The purpose of this study was to determine whether there is evidence for AMV differences in patients with spider phobia compared to healthy controls. As hypothesized, the findings confirm a reduction in left AMV of patients. Furthermore, the reduced left AVM is associated with the severity of spider phobic symptoms. Our finding of abnormal left AMV in patients are consistent with findings that report diminished amygdala size in fear and anxiety-related disorders [10, 3540]. We suggest that the automatic manifestation of fear responses is mediated by a potentiated fear network which may be associated with an amygdala deficiency.

However, the differences of AMV could be also influenced by clinical factors. The present findings show an association between left AMV and symptom severity in phobic patients in the way that the smaller the left amygdala, the more phobic symptoms they reported. This finding seems to be attributed to spider phobia, because we selected patients with pure spider phobia without any comorbidities and no other potential confounding factor has shown to be associated with this volume reduction in spider phobic patients. It is worth remarking that findings of smaller left AMV, as reported in this study, suggest that abnormal functioning of this structure may underlie the symptoms of automatic and exaggerated fear response observed in specific phobias, as measured with the SPQ, which reliably assesses fear of spiders [41, 42].
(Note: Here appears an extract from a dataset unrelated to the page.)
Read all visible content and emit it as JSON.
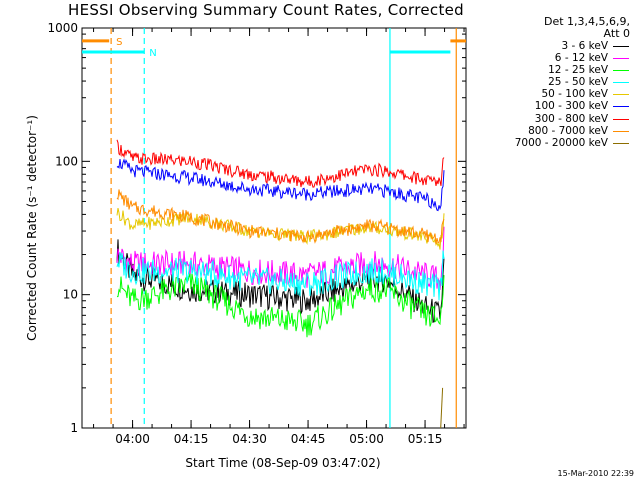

Hemispheric differences in amygdala alterations found in this study may potentially be in line with different roles in emotion processing for the left and right amygdala which has been found in several studies investigating mood and anxiety disorders [39, 43]. Based on these studies, it is assumed that the left amygdala is more involved in processing sustained stimulus evaluation while the right one is more involved in rapid and undifferentiated processing of emotional stimuli [44].
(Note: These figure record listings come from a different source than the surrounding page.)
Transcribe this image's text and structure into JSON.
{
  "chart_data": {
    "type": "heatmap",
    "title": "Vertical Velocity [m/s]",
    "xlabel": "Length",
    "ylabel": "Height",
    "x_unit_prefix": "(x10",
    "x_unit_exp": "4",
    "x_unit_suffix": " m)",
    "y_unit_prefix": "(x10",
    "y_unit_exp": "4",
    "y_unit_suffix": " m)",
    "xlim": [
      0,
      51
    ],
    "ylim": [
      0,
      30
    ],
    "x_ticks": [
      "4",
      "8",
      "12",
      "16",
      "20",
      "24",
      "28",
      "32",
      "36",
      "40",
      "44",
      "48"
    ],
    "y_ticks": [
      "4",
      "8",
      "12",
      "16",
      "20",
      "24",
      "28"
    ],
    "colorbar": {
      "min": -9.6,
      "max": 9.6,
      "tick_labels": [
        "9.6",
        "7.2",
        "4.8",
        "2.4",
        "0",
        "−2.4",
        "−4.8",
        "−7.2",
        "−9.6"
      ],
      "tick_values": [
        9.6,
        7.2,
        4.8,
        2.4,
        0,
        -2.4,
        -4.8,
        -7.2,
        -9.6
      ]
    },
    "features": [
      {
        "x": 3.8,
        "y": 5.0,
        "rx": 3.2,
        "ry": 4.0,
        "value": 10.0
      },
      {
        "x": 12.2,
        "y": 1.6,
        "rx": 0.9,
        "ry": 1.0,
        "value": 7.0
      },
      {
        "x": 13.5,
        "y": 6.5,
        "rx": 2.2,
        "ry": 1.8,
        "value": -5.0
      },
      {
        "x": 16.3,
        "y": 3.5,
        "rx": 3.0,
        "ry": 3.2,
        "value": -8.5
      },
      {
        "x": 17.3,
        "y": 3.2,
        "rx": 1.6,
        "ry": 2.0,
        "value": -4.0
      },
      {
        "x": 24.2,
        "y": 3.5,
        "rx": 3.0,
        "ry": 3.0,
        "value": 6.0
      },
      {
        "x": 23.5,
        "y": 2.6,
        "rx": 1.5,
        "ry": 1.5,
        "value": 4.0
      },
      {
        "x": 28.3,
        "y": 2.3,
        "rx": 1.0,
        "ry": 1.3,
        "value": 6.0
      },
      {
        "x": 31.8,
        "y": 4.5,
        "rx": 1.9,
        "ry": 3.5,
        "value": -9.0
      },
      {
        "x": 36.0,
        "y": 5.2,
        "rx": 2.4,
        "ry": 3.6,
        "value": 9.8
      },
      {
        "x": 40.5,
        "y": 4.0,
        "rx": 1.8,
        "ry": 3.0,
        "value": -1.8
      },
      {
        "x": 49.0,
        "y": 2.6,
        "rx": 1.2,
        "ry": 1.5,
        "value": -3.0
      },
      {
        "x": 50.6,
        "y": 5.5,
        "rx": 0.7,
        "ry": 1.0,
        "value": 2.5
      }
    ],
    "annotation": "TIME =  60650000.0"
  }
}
Some limitations of the present study need to be mentioned. We only studied female subjects; therefore the results cannot be generalized to men. We should further mention the different diagnostic measurements for the control and patient group. The patient group was additionally screened for possible personality disorders (SKID-II) and trait-anxiety (STAI-trait). Whereas the control subjects were only screened for possible axis I-disorders (SCL-90-R) which implied exclusion of the study. Additionally, the sample size was modest and should be extended. However, the patient group can be considered to be homogenous, as patients did not suffer from any other axis I disorders at the time of assessment. Hence, future investigations should include comparisons of amygdala morphology in various types and degrees of phobic disorders for a better pathophysiological distinction. Longitudinal and pre-post treatment studies should clarify the meaning of the observed amygdala differences over time.

Conclusion

Still, the reasons for volumetric differences are so far largely unclear. Two possible interpretations might be offered: First, smaller left AMV might be a vulnerability factor for the development of spider phobia. The second interpretation relates to experience or exposure-related structural modifications within the amygdala. Whether the observed atrophy of the amygdala in mood and anxiety disorders is progressive and already present at time of disease onset or develops as a result of damage secondary to higher amygdala activity is a matter of debate [45, 46].